Understanding the Biology of Fear

Overcome Your Fear of Driving

The emotion known as fear, evolutionary biology claims, is an integral part of a person’s survival instinct. Observing animals can easily confirm this statement. Terror at the prospect of being killed and eaten is the driving force behind the gazelle’s rapid dash across the African savanna. Terror of being pushed out of her fertile hunting grounds pushes the lioness to bite and tear into the flesh of the aforementioned gazelle. Fear is just as omnipresent among humans as it is among animals, and in the past, it was just as crucial to survival. Interestingly enough, recent research is starting to show that there is a lot more science to the sensation of fear than most people would believe.

Science has shown that being afraid triggers the “fight or flight” response in people, but research conducted by the neuroscience department of New York University claim that it does not end there.
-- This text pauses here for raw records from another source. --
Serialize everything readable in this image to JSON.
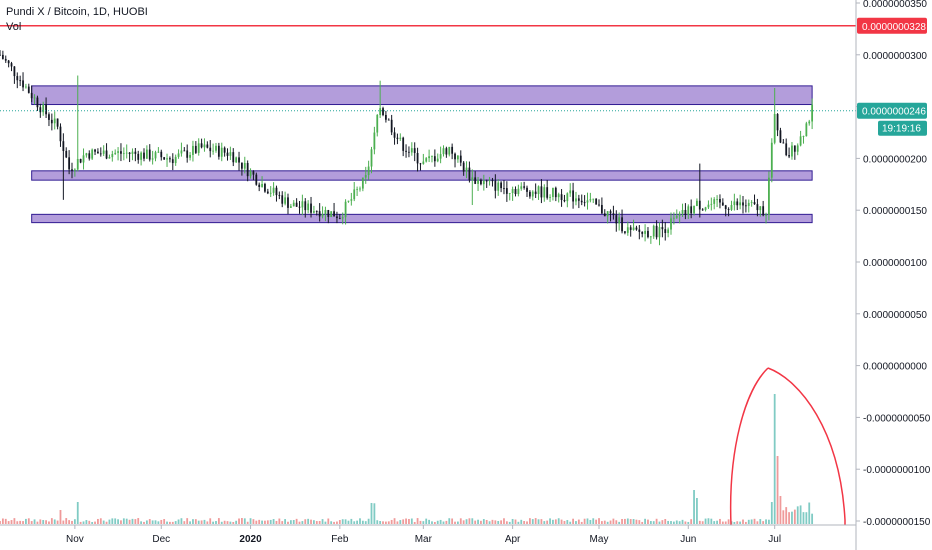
{
  "legend": {
    "title": "Pundi X / Bitcoin, 1D, HUOBI",
    "vol_label": "Vol"
  },
  "colors": {
    "up": "#26a69a",
    "up_candle": "#4caf50",
    "down": "#131722",
    "vol_up": "#80cbc4",
    "vol_down": "#ef9a9a",
    "zone_fill": "#b39ddb",
    "zone_stroke": "#311b92",
    "hline": "#f23645",
    "last_price": "#26a69a",
    "annotation": "#f23645"
  },
  "price_tags": {
    "hline": "0.0000000328",
    "last": "0.0000000246",
    "countdown": "19:19:16"
  },
  "chart_data": {
    "type": "candlestick",
    "title": "Pundi X / Bitcoin, 1D, HUOBI",
    "x_ticks": [
      "Nov",
      "Dec",
      "2020",
      "Feb",
      "Mar",
      "Apr",
      "May",
      "Jun",
      "Jul"
    ],
    "y_ticks": [
      "0.0000000350",
      "0.0000000300",
      "0.0000000250",
      "0.0000000200",
      "0.0000000150",
      "0.0000000100",
      "0.0000000050",
      "0.0000000000",
      "-0.0000000050",
      "-0.0000000100",
      "-0.0000000150"
    ],
    "ylim": [
      -1.55e-08,
      3.5e-08
    ],
    "x_start": "2019-10-06",
    "x_end": "2020-07-15",
    "horizontal_line": 3.28e-08,
    "last_price": 2.46e-08,
    "zones": [
      {
        "from": "2019-10-17",
        "to": "2020-07-14",
        "low": 2.52e-08,
        "high": 2.7e-08
      },
      {
        "from": "2019-10-17",
        "to": "2020-07-14",
        "low": 1.79e-08,
        "high": 1.88e-08
      },
      {
        "from": "2019-10-17",
        "to": "2020-07-14",
        "low": 1.38e-08,
        "high": 1.46e-08
      }
    ],
    "path": [
      {
        "date": "2019-10-06",
        "close": 3e-08
      },
      {
        "date": "2019-10-12",
        "close": 2.8e-08
      },
      {
        "date": "2019-10-20",
        "close": 2.5e-08
      },
      {
        "date": "2019-10-26",
        "close": 2.3e-08
      },
      {
        "date": "2019-10-30",
        "close": 1.9e-08
      },
      {
        "date": "2019-11-05",
        "close": 2.05e-08
      },
      {
        "date": "2019-11-20",
        "close": 2.05e-08
      },
      {
        "date": "2019-12-05",
        "close": 2e-08
      },
      {
        "date": "2019-12-15",
        "close": 2.1e-08
      },
      {
        "date": "2019-12-25",
        "close": 2.05e-08
      },
      {
        "date": "2020-01-05",
        "close": 1.75e-08
      },
      {
        "date": "2020-01-15",
        "close": 1.55e-08
      },
      {
        "date": "2020-01-25",
        "close": 1.5e-08
      },
      {
        "date": "2020-02-01",
        "close": 1.45e-08
      },
      {
        "date": "2020-02-10",
        "close": 1.8e-08
      },
      {
        "date": "2020-02-15",
        "close": 2.5e-08
      },
      {
        "date": "2020-02-22",
        "close": 2.15e-08
      },
      {
        "date": "2020-03-01",
        "close": 1.95e-08
      },
      {
        "date": "2020-03-10",
        "close": 2.1e-08
      },
      {
        "date": "2020-03-18",
        "close": 1.8e-08
      },
      {
        "date": "2020-03-28",
        "close": 1.72e-08
      },
      {
        "date": "2020-04-10",
        "close": 1.68e-08
      },
      {
        "date": "2020-04-25",
        "close": 1.62e-08
      },
      {
        "date": "2020-05-05",
        "close": 1.45e-08
      },
      {
        "date": "2020-05-12",
        "close": 1.28e-08
      },
      {
        "date": "2020-05-22",
        "close": 1.3e-08
      },
      {
        "date": "2020-05-30",
        "close": 1.45e-08
      },
      {
        "date": "2020-06-04",
        "close": 1.55e-08
      },
      {
        "date": "2020-06-10",
        "close": 1.55e-08
      },
      {
        "date": "2020-06-20",
        "close": 1.55e-08
      },
      {
        "date": "2020-06-28",
        "close": 1.5e-08
      },
      {
        "date": "2020-07-01",
        "close": 2.4e-08
      },
      {
        "date": "2020-07-05",
        "close": 2e-08
      },
      {
        "date": "2020-07-10",
        "close": 2.2e-08
      },
      {
        "date": "2020-07-14",
        "close": 2.46e-08
      }
    ],
    "annotation": "hand-drawn red circle around the July volume spike"
  }
}
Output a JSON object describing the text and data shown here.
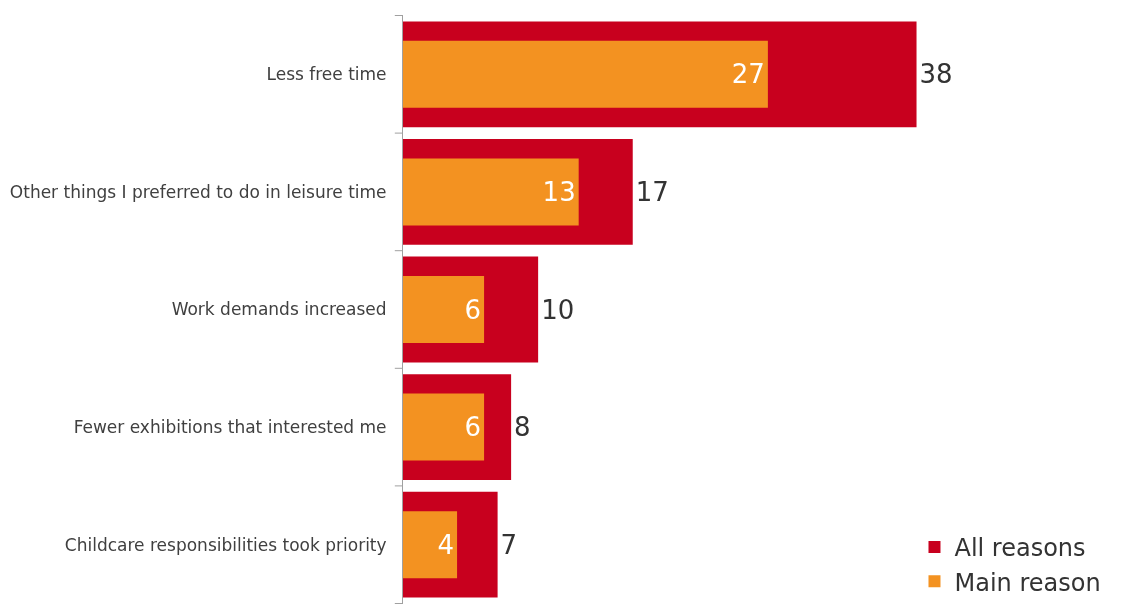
{
  "chart_data": {
    "type": "bar",
    "orientation": "horizontal",
    "categories": [
      "Less free time",
      "Other things I preferred to do in leisure time",
      "Work demands increased",
      "Fewer exhibitions that interested me",
      "Childcare responsibilities took priority"
    ],
    "series": [
      {
        "name": "All reasons",
        "color": "#c8001e",
        "values": [
          38,
          17,
          10,
          8,
          7
        ]
      },
      {
        "name": "Main reason",
        "color": "#f39221",
        "values": [
          27,
          13,
          6,
          6,
          4
        ]
      }
    ],
    "data_labels": true,
    "legend": "bottom right"
  }
}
The body obviously feels the most drastic effects of being terrified or afraid. A host of hormones and biochemicals, like adrenaline, are pumped into every area of the body. These prepare a person, in case the need to physically perform beyond their standard levels are needed. The amygdala, a small section of the brain, is known to be the area that initiates this first response. However, this part of the brain has been shown to react only if the trigger has previously been recognized as a potential threat to status or survival. That implies that another part of the brain is responsible for someone learning fear responses.

According to research, the prefrontal cortex of the brain is responsible for the interpretation of sensory information. There have been some signs that point to this area being responsible for a person learning fear responses. Presumably, all fear is based on sensory information gathered through experience. This would imply that, once a certain stimuli has been interpreted as an unwanted sensation, it causes the person to both subconsciously and actively avoid those sensations. While this does explain why people will avoid being caught in certain situations after having experienced them once before, this does not always equate to a person being afraid of said situation.
The theory also does not explain certain instinctive reactions. Most people grow up afraid of certain things that they have not actually experienced. If the above theory is to be accepted, it must find a way to account for fear responses that appear entirely instinctive and are not explainable simply by previously acquired sensory data. Some experts believe that a combination of several areas of the brain, including the amygdala and the prefrontal cortex, act in conjunction whenever someone is afraid, as well as determining what unknown factors should make a person afraid.

Research done by the University of Wisconsin have revealed that levels of a drenocorticotropic hormone (ACTH) are tied directly to levels of fear. The test used rhesus monkeys as a basis for a human model of the study, which had a notably similar result. The study also shows that there might be a hereditary link between ACTH and fear. The research team found that mothers that were regularly scared, giving them higher levels of ACTH in their bloodstream, had offspring that exhibited the same tendencies. The offspring of the scared rhesus monkeys had higher stress and ACTH levels than others, suggesting a possible genetic link in ACTH production.